In the next 25 years, rapid development in this sector of renewable energy will likely take place, and researchers have estimated that installed capacity will have to expand by 2000 percent in order to meet infrastructure needs for FOWT demand.
Right now, four categories of design are most common, and engineers are creating and testing prototypes as well as considering unique changes to suit the various needs of particular ocean environments. These four categories are defined by how each structure achieves stability: some models use gravitational forces to achieve stability, others rely on moorings, and the typical barge design uses waterplane stabilization.
Regardless of individual specs, the goal is always the same. Limiting the pitch motion will boost the performance of the wind turbine, and so each design is tailored to minimize motion which can be challenging in certain waters due to currents and weather patterns.
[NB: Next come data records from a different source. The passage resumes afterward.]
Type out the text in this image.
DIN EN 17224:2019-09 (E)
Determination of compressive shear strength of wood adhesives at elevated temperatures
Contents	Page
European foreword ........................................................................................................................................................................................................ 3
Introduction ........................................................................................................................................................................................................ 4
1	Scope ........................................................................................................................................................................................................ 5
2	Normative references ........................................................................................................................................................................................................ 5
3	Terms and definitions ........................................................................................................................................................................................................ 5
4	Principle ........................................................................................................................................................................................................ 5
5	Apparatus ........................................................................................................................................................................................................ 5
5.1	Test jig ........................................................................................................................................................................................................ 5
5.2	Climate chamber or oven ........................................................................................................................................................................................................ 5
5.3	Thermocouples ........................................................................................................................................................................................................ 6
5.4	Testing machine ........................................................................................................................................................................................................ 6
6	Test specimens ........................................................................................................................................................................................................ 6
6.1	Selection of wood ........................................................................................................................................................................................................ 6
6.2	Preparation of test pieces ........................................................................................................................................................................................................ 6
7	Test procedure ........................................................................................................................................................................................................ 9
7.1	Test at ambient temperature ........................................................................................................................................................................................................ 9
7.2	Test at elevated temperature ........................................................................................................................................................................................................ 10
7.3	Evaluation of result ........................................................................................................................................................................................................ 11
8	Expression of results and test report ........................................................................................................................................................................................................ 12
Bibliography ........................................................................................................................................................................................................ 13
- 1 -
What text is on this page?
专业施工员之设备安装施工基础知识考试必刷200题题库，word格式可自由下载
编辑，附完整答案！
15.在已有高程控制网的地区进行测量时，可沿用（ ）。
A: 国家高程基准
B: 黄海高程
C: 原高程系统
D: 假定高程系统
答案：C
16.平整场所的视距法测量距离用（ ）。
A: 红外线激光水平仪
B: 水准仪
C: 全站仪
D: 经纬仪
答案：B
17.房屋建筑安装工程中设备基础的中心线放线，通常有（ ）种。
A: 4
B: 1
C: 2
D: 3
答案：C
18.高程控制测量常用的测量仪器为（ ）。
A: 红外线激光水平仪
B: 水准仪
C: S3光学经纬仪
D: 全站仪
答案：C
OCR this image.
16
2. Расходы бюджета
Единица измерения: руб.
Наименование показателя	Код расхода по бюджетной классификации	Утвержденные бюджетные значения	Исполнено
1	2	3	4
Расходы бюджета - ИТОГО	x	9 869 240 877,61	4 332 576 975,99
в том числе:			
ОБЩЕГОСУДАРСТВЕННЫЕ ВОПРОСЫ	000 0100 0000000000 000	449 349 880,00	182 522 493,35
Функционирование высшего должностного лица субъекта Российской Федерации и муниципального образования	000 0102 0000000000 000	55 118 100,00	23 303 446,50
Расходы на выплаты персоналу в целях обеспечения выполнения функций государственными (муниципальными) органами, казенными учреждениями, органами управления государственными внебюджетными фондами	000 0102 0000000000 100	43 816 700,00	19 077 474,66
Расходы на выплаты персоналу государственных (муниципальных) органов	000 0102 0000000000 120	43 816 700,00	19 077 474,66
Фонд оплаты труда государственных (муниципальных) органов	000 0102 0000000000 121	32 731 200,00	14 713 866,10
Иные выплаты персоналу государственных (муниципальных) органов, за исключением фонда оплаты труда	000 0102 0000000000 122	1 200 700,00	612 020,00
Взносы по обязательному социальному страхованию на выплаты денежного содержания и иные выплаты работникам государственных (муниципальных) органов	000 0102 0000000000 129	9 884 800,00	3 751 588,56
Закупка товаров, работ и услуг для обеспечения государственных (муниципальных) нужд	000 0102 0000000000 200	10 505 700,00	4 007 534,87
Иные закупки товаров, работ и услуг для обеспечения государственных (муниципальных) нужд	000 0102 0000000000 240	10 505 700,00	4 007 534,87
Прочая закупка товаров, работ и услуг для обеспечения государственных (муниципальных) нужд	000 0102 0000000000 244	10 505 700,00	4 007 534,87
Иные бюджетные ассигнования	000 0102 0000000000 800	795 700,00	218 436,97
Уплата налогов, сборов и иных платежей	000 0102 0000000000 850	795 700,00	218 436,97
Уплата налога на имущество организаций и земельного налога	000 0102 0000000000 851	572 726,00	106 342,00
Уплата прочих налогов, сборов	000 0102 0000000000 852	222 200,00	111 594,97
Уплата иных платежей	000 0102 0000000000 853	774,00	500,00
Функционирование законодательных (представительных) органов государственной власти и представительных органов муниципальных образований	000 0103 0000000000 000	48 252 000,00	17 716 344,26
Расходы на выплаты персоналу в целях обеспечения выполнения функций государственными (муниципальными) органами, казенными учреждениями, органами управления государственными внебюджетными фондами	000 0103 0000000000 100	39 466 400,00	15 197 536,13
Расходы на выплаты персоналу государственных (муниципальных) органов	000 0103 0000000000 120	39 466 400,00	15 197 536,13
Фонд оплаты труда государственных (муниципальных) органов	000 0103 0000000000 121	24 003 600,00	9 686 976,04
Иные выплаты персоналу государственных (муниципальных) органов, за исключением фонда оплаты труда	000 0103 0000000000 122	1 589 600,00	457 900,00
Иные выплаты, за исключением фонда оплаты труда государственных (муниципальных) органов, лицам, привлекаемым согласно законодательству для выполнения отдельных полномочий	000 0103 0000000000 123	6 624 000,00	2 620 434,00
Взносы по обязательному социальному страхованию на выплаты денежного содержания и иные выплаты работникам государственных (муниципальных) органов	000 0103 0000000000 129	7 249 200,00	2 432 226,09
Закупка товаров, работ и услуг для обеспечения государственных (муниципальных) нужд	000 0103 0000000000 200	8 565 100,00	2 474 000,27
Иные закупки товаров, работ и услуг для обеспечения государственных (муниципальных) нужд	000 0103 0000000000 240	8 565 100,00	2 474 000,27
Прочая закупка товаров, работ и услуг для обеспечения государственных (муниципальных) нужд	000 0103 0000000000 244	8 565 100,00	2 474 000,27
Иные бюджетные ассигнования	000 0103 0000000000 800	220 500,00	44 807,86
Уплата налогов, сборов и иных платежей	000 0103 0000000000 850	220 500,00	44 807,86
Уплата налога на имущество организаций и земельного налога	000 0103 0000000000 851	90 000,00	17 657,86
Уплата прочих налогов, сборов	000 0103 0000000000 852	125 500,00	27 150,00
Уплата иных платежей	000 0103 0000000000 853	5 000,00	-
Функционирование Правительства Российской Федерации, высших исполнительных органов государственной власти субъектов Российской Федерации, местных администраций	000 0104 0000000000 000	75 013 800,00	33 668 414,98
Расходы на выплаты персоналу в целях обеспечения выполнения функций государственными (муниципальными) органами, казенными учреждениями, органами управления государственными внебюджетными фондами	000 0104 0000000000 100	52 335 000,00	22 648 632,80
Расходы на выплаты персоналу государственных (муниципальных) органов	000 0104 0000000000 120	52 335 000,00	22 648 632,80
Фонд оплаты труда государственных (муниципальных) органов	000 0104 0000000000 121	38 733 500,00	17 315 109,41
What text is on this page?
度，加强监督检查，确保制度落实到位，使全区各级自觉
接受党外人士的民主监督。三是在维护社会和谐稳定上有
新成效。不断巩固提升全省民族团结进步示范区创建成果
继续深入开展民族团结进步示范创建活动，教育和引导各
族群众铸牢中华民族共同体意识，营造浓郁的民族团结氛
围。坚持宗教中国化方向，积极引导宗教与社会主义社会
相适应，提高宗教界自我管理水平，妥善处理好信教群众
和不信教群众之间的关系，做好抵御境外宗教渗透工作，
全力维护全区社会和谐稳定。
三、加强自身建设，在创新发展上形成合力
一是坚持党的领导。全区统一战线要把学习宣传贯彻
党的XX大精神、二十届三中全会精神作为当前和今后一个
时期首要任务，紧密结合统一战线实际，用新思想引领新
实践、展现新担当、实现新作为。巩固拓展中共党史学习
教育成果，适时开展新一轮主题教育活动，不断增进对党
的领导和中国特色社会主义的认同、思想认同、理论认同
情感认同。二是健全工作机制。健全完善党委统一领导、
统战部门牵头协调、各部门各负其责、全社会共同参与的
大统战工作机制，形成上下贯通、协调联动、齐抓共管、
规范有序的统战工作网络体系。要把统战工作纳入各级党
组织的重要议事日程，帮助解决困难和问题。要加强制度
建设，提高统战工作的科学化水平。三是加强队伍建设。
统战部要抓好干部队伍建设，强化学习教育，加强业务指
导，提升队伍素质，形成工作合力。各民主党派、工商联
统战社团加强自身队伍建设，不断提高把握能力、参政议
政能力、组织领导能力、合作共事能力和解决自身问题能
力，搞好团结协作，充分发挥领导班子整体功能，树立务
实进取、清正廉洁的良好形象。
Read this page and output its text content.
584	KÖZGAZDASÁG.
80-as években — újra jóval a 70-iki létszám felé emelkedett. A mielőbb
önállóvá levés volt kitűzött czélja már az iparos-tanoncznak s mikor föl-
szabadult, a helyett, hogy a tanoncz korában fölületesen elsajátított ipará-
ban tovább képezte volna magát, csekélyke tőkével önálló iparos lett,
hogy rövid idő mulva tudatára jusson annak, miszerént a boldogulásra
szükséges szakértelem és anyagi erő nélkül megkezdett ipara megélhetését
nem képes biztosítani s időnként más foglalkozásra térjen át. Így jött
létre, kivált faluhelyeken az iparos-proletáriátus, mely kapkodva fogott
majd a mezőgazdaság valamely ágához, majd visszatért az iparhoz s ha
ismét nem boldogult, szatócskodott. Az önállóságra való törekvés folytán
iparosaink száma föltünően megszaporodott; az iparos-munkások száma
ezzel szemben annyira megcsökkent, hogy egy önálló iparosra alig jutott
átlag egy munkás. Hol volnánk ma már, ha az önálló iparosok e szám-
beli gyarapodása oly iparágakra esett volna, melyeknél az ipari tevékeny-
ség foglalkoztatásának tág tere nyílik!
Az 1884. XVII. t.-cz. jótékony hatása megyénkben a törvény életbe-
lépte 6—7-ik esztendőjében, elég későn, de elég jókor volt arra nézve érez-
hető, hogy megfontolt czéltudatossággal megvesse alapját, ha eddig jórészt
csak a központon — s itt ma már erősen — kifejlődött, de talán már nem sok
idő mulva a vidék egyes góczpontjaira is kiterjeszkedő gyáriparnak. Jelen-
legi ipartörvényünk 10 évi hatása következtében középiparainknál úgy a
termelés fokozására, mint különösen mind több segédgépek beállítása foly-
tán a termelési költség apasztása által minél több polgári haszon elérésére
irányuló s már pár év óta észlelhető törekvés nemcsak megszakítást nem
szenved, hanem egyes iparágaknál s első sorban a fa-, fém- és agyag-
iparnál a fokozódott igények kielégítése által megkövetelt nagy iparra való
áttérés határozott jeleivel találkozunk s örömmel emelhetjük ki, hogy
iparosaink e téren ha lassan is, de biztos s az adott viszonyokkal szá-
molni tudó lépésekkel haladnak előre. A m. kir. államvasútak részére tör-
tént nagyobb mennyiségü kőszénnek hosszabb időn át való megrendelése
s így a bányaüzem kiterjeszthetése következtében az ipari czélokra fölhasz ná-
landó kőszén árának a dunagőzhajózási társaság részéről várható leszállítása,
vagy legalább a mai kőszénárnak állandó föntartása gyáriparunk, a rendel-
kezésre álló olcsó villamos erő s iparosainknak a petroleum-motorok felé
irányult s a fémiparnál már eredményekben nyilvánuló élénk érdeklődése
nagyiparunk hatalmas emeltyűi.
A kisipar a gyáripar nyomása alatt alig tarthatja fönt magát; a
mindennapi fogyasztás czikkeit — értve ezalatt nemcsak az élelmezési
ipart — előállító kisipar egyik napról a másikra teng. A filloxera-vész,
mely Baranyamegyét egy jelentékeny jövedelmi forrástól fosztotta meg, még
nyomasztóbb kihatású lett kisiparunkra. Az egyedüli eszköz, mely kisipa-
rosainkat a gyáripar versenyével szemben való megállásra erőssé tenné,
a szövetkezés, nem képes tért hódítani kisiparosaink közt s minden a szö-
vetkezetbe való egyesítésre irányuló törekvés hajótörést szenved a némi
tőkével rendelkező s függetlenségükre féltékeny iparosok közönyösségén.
Impact of the World’s Largest Offshore Wind Farm
Even while the FOWT sector is still growing, there was a recent milestone that shows just how impactful this technology can be. As of September 2023, the Dogger Bank Wind Farm, located near the northeast coast of England, has installed the first two GE Renewable Energy 13 MW Haliade-X turbines. The size and scope of both the turbines and the farm as a whole are impressive. The turbine size is on par with skyscrapers, and the farm will be capable of producing enough clean energy to power 6 million homes every year.
Dogger Bank is paving the path toward clean energy and showing how impactful FOWTs can be. This technology and infrastructure are still in the development phase, but it is already clear that offshore wind farms will play a pivotal role in our clean energy future.